This time of year is always hard for me. Today marks three years since I went home to be with my best friend for the last time. She had been declining for a good stretch but we both remained hopeful. At this point in our friendship, we were talking nearly every day. Having moved to LA a few years earlier, our morning conversations had become a staple in my life. It’s funny, I had known this girl since we were children ourselves. Barely teenagers. We clashed a lot. I mean, we bickered and wasted so much time on bullshit arguments. She was an arguer and the people she loved the most, her husband, her auntie and I, fed in to the cycle of bickering with equal fervor. I decided, as a New Years resolution in fact, that I was done arguing with her. I was pregnant with my youngest son, she was battling cancer (still? Again?) and I knew that I wasn’t wasting one more second of our lives arguing. I told her, she agreed and we kept the promise. After I moved to LA our friendship became deeper than ever which was ironic since I had moved so far away. We talked so often and about everything. I knew her fears, concerns and her deepest secrets. I will forever be grateful for those conversations.

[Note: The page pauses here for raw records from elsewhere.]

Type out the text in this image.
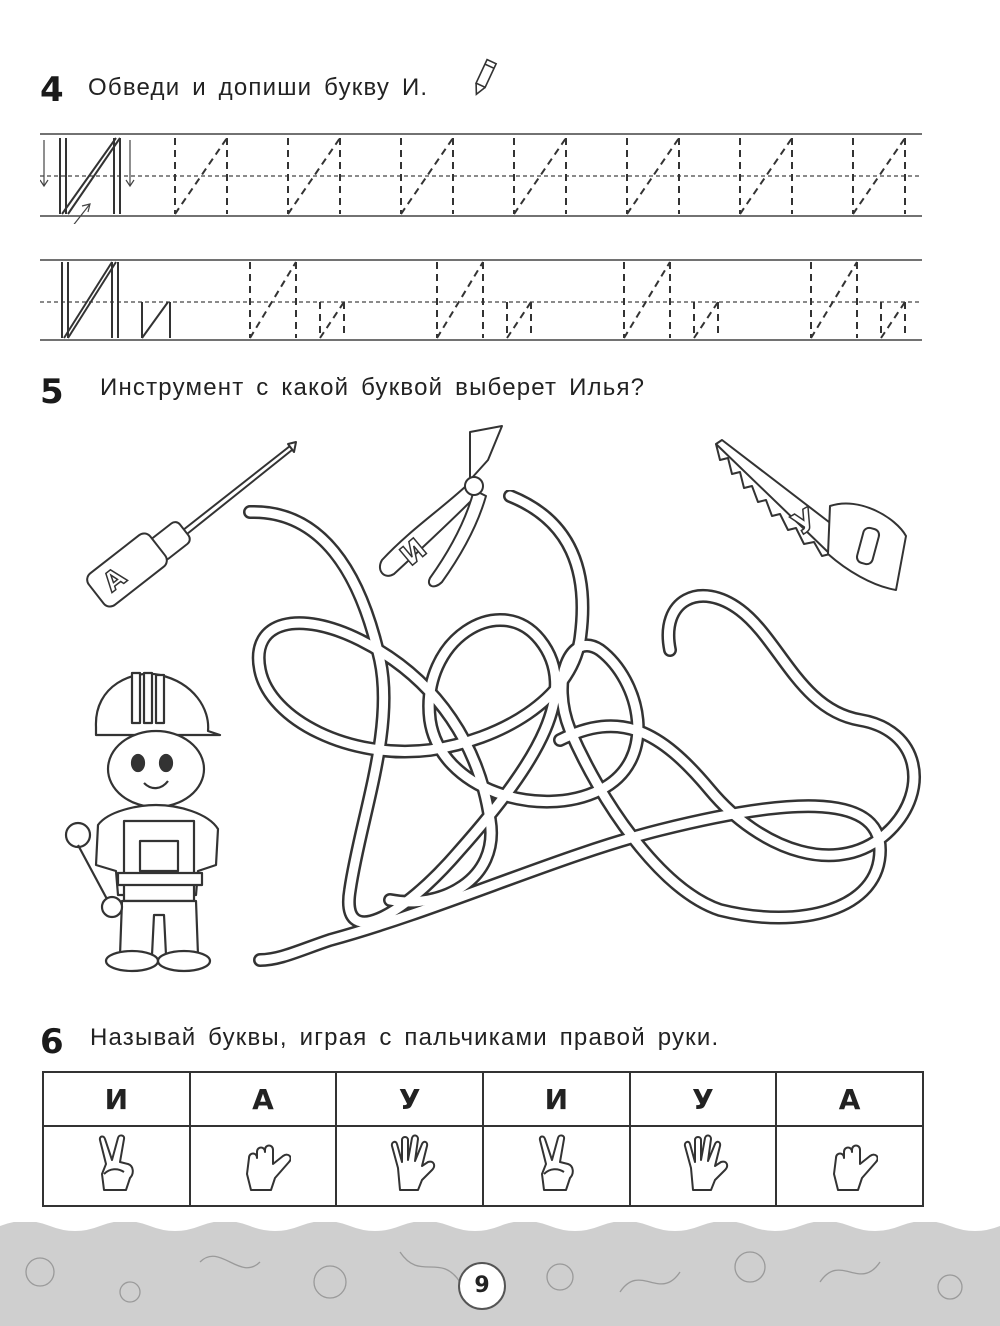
4 Обведи и допиши букву И.
5 Инструмент с какой буквой выберет Илья?
А
И
У
6 Называй буквы, играя с пальчиками правой руки.
И	А	У	И	У	А

9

On this day three years ago, I went home. She called me the day before and said “Jenny…” there was something in her voice. “They just told me to call hospice. That’s what they tell people at the end, right?” I don’t remember my exact words but I decided to go home in that moment. I went home for a week. In that week, she gave me trinkets, she and her husband asked that I give her eulogy, we made sure we understood her wants with regard to her final services and she and I laid together a lot. Just laid. Sometimes we talked and sometimes we slept but we were together. When I returned from that visit, I knew I would never see her again. It wasn’t much more than a month later that she died. Again, I went home. Another close friend of hers and I made the bulk of the arrangements and pulled off a memorial service that would have made her very happy. We were happy to do it. Busy work distracts your mind and we were able to keep the family from having to sort through the details. We were also able to pay tribute to our friend. After the services, after the dust settles when people go along with their daily lives, the grieving are left in the wake. For the rest of their lives, her family will have a connection to her memory. People will remember her when they see them, they will remember them when they think of her.

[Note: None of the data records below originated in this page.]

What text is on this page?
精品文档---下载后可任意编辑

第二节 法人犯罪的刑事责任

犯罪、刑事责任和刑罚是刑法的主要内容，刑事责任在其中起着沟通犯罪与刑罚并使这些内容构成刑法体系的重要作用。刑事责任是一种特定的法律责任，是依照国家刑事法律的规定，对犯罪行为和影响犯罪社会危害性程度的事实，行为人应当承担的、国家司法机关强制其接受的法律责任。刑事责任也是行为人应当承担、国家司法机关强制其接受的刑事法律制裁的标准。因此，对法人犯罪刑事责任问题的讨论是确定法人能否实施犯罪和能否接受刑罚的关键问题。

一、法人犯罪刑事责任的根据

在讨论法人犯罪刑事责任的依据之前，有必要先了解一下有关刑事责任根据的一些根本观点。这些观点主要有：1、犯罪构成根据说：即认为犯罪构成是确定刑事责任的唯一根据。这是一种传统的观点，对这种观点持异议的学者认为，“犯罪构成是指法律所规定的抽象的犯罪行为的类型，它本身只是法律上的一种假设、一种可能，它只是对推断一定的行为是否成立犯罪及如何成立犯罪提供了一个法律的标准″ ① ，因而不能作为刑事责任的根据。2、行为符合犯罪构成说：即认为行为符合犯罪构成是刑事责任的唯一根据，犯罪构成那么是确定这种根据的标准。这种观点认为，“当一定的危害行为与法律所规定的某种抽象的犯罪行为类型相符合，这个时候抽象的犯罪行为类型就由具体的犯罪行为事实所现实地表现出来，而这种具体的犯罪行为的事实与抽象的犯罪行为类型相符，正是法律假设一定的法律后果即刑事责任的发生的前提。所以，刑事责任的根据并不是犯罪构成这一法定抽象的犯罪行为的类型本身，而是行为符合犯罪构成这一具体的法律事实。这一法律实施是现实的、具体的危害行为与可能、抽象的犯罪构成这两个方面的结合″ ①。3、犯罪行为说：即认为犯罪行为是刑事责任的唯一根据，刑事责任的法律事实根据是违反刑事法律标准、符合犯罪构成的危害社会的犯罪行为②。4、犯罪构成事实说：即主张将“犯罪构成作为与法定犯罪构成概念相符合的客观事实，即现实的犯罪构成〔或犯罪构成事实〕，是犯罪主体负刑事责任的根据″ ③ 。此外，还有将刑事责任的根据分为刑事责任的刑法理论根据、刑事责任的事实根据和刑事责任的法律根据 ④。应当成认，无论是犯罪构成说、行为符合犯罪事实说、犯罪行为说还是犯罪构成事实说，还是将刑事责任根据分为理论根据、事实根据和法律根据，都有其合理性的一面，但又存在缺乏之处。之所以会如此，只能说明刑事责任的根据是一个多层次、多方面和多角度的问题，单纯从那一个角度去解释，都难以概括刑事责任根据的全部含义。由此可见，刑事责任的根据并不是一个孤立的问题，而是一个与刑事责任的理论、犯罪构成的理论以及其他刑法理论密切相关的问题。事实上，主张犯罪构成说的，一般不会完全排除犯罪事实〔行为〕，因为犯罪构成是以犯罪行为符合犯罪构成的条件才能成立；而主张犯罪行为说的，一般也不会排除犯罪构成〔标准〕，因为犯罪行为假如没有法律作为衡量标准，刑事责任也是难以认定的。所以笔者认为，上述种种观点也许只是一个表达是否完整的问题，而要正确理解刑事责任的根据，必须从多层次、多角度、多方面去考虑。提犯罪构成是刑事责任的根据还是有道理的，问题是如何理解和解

But… what happens when you lose your friend? I knew her better than most and that includes some of her family. She knew me like no other person ever will. Our friendship was unique unto itself. This is something that I have noticed in the years since her passing, that friends are an often discarded byproduct of the grieving process. It’s not hateful or even intentional, it’s just how we compartmentailze these relationships. As if they are somehow less important due to the absence of a blood relation. In the past few months I have been privy to a few circumstances where people have lost beloved friends only to be blown off by the family that shows up after the fact. People who cared for their friend in the absence of the friend’s family. Doctors visits, making sure their friend had food, meeting the most basic of needs… then the family shows up and dismisses the dear friend. Let me be clear, I do not feel as though this happened to me. Tennille’s family was gracious and didn’t try to exclude me from the process. However, slowly, over time, their need for me has dwindled and we’ve all gone about our lives grieving her separately. That has been hard to swallow. I live far away and my new friends never knew her, in many ways, I am alone in my greif. When they celebrate holidays and milestone events, it’s likely that she will come up. They will speak beautiful words and share memories… she won’t come up at my family’s Christmas dinner. All I can say is this, her memory is alive in me. I remember her in a way that is exclusive to she and I. I will always celebrate her… even if I do so alone. I love you, beloved friend. I love you. I love you. I love you. Swearing Mom out.